Kleopatra von August Enna hier Op. 6, Prologue: Hathor, hellige Hathor youtube Trailer NAXOS of America [ Mit erweitertem Datenschutz eingebettet ]
In dem Augenblick der höchsten Leidenschaft zieht Kleopatra auf einmal Harmakis Dolch aus dessen Gewand hervor: Ihre Leidenschaft war nur vorgetäuscht, und Harmaki kann kaum den Mordplan leugnen. Im Hintergrund sieht man, wie Sepa und die anderen Verschwörer abgeführt werden. Auf ein kurzes Ensemble aller Beteiligten folgt Kleopatras von gestopften Hörnern begleitetes galliges Verdikt: Harmaki könne seinen Dolch ja behalten, während er im Verlies auf sein Urteil warte… Charmion erkennt, dass sie durch ihren Verrat ihren Geliebten und ihren Vater ins Verderben getrieben hat. Harmaki verdammt Charmion, Sepa verdammt Harmaki, der das Attentat nicht ausgeführt hat. Harmaki stößt sich den Dolch nun selbst in die Brust. Magnus Vigilius ist in dieser Tenorrolle den beiden Damen nicht gewachsen – doch das ist im Stück auch so angelegt. Stimmlich muss er die höheren Töne pressen (oder er presst mit Absicht); wahrlich kein Heldentenor, eher ein Erik oder Max, von den starken Frauen in seiner Umgebung und den Ansprüchen der Gesellschaft an ihn überfordert. Die Gefangenen werden abgeführt, und am Ende singt Charmion über Harmakis Leiche (wie bei Isoldes Liebestod von der Bassklarinette eingeleitet) die letzten Zeilen der Oper über die zerstörerische Kraft der Leidenschaft.

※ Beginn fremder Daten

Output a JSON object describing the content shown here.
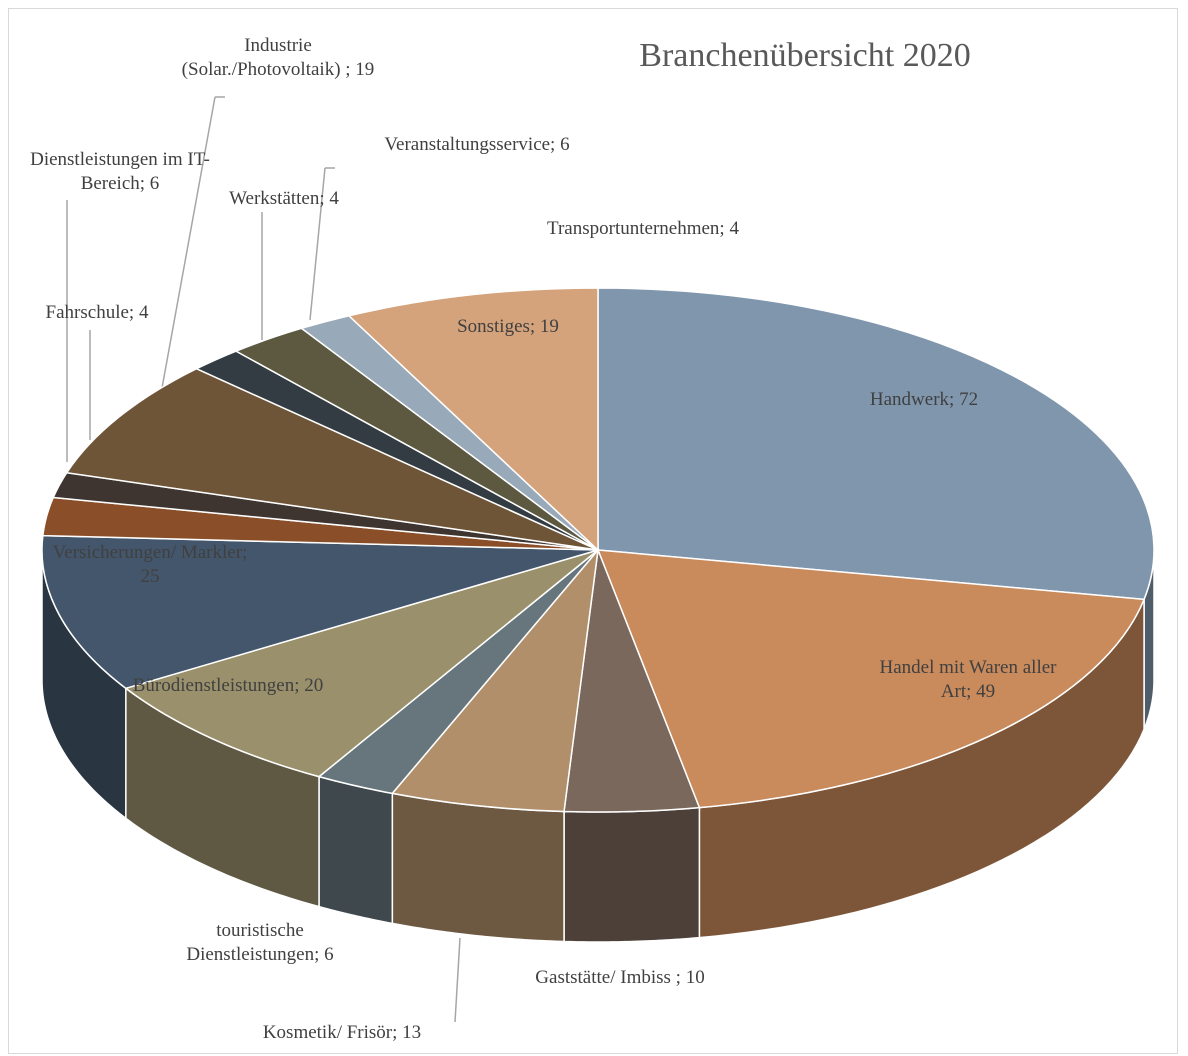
{
  "chart_data": {
    "type": "pie3d",
    "title": "Branchenübersicht 2020",
    "values": [
      72,
      49,
      10,
      13,
      6,
      20,
      25,
      6,
      4,
      19,
      4,
      6,
      4,
      19
    ],
    "value_labels": [
      "Handwerk; 72",
      "Handel mit Waren aller Art; 49",
      "Gaststätte/ Imbiss ; 10",
      "Kosmetik/ Frisör; 13",
      "touristische Dienstleistungen; 6",
      "Bürodienstleistungen; 20",
      "Versicherungen/ Markler; 25",
      "Dienstleistungen im IT-Bereich; 6",
      "Fahrschule; 4",
      "Industrie (Solar./Photovoltaik) ; 19",
      "Werkstätten; 4",
      "Veranstaltungsservice; 6",
      "Transportunternehmen; 4",
      "Sonstiges; 19"
    ],
    "colors": [
      "#7f96ad",
      "#c98a5c",
      "#7a685c",
      "#b08f6a",
      "#66767c",
      "#9a906c",
      "#43566b",
      "#8a4f28",
      "#3f3530",
      "#6f5538",
      "#323c42",
      "#5c5940",
      "#98a9b9",
      "#d4a37c"
    ]
  }
}
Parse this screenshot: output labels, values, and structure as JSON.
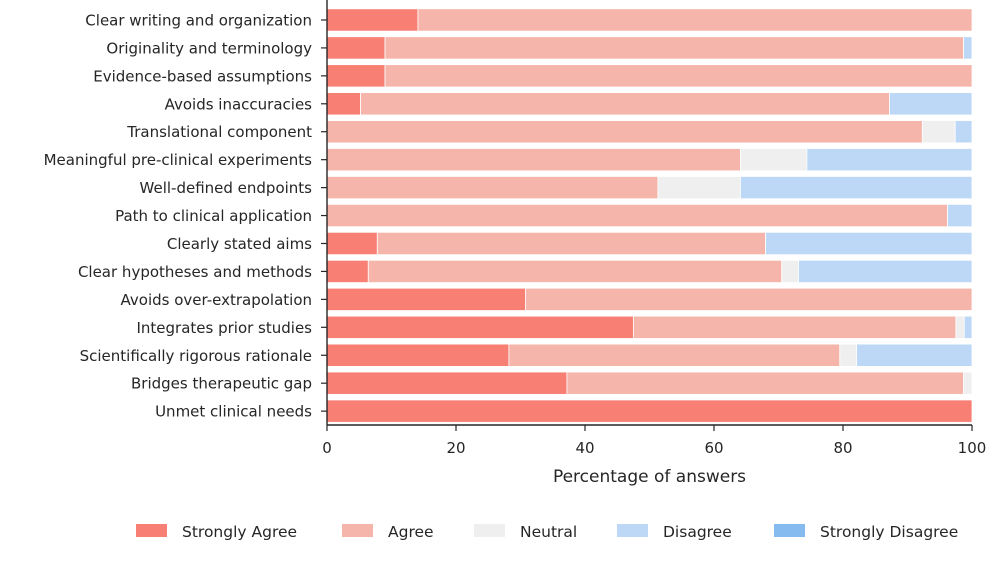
{
  "chart_data": {
    "type": "bar",
    "orientation": "horizontal",
    "stacked": true,
    "xlabel": "Percentage of answers",
    "ylabel": "",
    "xlim": [
      0,
      100
    ],
    "xticks": [
      "0",
      "20",
      "40",
      "60",
      "80",
      "100"
    ],
    "grid": false,
    "legend_position": "bottom",
    "categories": [
      "Clear writing and organization",
      "Originality and terminology",
      "Evidence-based assumptions",
      "Avoids inaccuracies",
      "Translational component",
      "Meaningful pre-clinical experiments",
      "Well-defined endpoints",
      "Path to clinical application",
      "Clearly stated aims",
      "Clear hypotheses and methods",
      "Avoids over-extrapolation",
      "Integrates prior studies",
      "Scientifically rigorous rationale",
      "Bridges therapeutic gap",
      "Unmet clinical needs"
    ],
    "series": [
      {
        "name": "Strongly Agree",
        "color": "#f77f74",
        "values": [
          14.1,
          9.0,
          9.0,
          5.2,
          0,
          0,
          0,
          0,
          7.8,
          6.4,
          30.8,
          47.5,
          28.2,
          37.2,
          100
        ]
      },
      {
        "name": "Agree",
        "color": "#f6b5aa",
        "values": [
          85.9,
          89.7,
          91.0,
          82.0,
          92.3,
          64.1,
          51.3,
          96.2,
          60.2,
          64.1,
          69.2,
          50.0,
          51.3,
          61.5,
          0
        ]
      },
      {
        "name": "Neutral",
        "color": "#efefef",
        "values": [
          0,
          0,
          0,
          0,
          5.1,
          10.3,
          12.8,
          0,
          0,
          2.6,
          0,
          1.3,
          2.6,
          1.3,
          0
        ]
      },
      {
        "name": "Disagree",
        "color": "#bcd8f6",
        "values": [
          0,
          1.3,
          0,
          12.8,
          2.6,
          25.6,
          35.9,
          3.8,
          32.0,
          26.9,
          0,
          1.2,
          17.9,
          0,
          0
        ]
      },
      {
        "name": "Strongly Disagree",
        "color": "#86bbf0",
        "values": [
          0,
          0,
          0,
          0,
          0,
          0,
          0,
          0,
          0,
          0,
          0,
          0,
          0,
          0,
          0
        ]
      }
    ]
  }
}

Diese knapp zwei Stunden Musik sind ein Dokument des Wagnerismus, doch auch die französische Spätromantik mit Anklängen an die Klangwelten von Delibes und Massenet sind hörbar. Die Wahl eines antiken, etwas schwülen Sujets entspricht der Zeitstimmung (die wenige Jahre später entstandene Salome von Richard Strauss ist der beste Beleg dafür). Die Solopartien (auch die kleinen Rollen, die Jens Bové und Kirsten Grønfeldt übernommen haben) und der Chor der Dänischen Nationaloper sind zuverlässig besetzt. Es wäre reizvoll, diese Oper auch in einer anderen Besetzung zu hören, doch ist diese Leistung unter dem Dirigenten Joachim Gustafsson aus einem Guss und in sich stimmig. Die ästhetisch sehr ansprechende Box und das gelungene Booklet runden den positiven Gesamteindruck ab. Bis 2019 war Kleopatra 124 Jahre von der Kopenhagener Bühne verschwunden und auch sonst sehr lange nicht zu hören. Es wäre wirklich schade, vor allem für uns, wenn sie erst nach weiteren 124 Jahren (das wäre im Jahr 2143), wieder zu erleben wäre.